The object in question had actually been misidentified several years ago when it was first detected, said Bill Gray, creator of software to calculate the trajectories of asteroids and other objects, used by NASA-funded observation programs.
“The object had the expected brightness, appeared at the expected time, and was moving in a consistent orbit,” he wrote. But “in retrospect, I should have observed some strange things regarding the orbit,” he acknowledged.
He now says he is “convinced” that the object in question “is actually the Chang’e 5-T1 rocket stage”.
This test mission was to prepare the subsequent Chang’e 5 mission, which brought samples of the Moon back to Earth.
The clarification of this misunderstanding was triggered by an e-mail from a NASA employee, said Bill Gray.

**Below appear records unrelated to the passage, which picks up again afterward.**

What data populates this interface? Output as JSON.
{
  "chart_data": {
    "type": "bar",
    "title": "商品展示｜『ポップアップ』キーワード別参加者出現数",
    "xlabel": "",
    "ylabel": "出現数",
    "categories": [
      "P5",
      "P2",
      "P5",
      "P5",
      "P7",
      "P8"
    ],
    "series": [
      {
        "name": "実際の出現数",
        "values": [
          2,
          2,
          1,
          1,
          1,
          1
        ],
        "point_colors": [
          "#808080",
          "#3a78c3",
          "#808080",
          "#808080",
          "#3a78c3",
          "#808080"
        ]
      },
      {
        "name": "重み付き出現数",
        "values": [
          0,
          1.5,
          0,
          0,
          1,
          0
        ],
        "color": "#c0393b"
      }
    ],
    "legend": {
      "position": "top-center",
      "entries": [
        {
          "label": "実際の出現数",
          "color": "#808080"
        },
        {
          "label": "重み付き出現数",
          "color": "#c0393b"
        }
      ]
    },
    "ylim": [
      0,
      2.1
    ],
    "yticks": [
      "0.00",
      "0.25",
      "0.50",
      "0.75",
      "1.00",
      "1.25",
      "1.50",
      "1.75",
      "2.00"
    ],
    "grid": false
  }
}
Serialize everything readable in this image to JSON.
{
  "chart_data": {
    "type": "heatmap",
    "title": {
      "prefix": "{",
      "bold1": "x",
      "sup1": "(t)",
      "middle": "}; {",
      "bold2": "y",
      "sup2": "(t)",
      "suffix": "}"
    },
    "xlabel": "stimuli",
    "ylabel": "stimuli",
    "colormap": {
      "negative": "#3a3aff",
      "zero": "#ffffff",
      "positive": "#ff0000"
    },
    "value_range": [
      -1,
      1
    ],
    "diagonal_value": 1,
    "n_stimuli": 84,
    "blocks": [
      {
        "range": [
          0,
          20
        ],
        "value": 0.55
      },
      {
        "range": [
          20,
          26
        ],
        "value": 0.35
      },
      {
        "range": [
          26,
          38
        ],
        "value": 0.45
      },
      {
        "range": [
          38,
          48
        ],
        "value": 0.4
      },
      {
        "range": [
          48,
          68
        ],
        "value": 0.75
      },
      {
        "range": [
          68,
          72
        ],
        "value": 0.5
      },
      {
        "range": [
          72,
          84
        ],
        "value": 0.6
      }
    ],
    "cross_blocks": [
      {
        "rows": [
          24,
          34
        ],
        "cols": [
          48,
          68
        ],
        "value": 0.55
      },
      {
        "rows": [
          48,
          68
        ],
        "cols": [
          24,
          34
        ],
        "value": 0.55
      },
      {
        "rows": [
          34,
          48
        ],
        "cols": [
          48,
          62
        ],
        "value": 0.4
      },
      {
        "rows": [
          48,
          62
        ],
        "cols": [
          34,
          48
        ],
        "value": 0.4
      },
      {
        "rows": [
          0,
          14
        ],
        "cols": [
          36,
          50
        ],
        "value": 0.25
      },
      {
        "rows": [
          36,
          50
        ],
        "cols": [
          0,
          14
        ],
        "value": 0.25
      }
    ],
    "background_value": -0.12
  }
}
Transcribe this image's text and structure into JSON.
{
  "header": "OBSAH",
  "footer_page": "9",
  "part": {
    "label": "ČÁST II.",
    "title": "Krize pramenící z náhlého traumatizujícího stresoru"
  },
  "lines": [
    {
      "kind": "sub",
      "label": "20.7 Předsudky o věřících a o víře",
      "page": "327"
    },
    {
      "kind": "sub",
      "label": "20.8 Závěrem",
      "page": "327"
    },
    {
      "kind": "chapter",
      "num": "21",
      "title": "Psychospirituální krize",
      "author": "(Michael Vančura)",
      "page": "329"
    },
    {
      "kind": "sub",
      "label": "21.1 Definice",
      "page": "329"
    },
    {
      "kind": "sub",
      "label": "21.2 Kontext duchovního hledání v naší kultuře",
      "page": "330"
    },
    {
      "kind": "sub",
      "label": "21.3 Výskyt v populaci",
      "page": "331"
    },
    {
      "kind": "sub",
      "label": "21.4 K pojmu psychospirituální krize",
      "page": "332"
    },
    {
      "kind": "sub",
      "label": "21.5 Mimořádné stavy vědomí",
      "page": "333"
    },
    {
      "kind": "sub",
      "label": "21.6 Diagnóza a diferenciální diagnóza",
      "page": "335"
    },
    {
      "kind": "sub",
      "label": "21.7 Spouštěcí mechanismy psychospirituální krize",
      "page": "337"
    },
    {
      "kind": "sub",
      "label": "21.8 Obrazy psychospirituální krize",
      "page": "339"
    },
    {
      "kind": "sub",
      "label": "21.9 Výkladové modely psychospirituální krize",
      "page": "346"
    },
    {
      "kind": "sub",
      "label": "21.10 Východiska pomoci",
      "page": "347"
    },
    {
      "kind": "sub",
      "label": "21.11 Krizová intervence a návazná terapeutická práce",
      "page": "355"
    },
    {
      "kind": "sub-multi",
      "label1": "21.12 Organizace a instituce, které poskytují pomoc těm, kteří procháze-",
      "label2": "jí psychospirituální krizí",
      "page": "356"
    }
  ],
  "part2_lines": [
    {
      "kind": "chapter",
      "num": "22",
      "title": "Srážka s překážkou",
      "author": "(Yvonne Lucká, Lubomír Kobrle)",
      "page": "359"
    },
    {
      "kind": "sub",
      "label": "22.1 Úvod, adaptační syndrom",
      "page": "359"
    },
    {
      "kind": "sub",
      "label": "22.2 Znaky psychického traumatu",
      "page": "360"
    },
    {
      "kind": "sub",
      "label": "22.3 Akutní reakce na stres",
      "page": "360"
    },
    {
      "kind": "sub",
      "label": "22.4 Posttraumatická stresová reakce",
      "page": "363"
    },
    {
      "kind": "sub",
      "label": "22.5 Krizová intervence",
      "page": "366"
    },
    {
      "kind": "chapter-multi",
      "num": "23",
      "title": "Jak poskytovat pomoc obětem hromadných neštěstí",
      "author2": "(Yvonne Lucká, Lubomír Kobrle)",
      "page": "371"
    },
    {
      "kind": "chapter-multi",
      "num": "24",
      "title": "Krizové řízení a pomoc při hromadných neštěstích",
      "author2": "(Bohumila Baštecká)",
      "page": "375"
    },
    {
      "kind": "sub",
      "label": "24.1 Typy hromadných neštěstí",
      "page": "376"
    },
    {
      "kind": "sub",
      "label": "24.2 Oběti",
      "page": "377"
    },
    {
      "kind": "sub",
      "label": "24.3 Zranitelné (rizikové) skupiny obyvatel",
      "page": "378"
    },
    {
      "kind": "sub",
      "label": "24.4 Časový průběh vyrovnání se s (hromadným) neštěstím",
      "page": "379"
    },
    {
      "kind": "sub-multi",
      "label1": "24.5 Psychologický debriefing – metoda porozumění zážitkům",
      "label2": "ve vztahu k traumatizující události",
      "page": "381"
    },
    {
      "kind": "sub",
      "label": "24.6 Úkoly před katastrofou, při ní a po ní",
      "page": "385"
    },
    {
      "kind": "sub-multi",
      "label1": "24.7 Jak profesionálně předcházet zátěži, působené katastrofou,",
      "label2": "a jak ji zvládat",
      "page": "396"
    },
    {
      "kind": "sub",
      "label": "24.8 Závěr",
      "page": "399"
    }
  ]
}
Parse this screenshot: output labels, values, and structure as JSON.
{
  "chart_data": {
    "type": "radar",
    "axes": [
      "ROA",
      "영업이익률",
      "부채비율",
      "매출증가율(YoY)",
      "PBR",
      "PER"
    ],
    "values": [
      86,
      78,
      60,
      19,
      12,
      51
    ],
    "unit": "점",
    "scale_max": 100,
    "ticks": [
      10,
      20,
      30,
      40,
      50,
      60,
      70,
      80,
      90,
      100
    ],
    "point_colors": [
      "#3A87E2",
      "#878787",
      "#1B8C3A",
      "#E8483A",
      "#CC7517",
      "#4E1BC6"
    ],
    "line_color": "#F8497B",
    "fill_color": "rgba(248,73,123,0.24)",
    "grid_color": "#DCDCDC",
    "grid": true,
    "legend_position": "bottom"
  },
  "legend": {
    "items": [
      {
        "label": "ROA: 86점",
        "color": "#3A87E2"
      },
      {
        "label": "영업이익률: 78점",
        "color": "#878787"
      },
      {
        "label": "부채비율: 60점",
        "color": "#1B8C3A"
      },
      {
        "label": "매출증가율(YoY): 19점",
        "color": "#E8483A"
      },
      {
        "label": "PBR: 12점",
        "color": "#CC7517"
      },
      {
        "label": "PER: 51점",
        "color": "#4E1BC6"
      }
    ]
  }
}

The US space agency said in late January that it would attempt to observe the crater that will be formed by the explosion of the object, thanks to its probe currently orbiting the moon, the Lunar Reconnaissance Orbiter (LRO).
NASA called the event an “exhilarating research opportunity.” Studying the crater formed might indeed make it possible to advance selenology, the scientific study of the Moon.
Rocket stages have been hurled once morest the Moon for scientific purposes in the past, but this is the first unintended collision detected.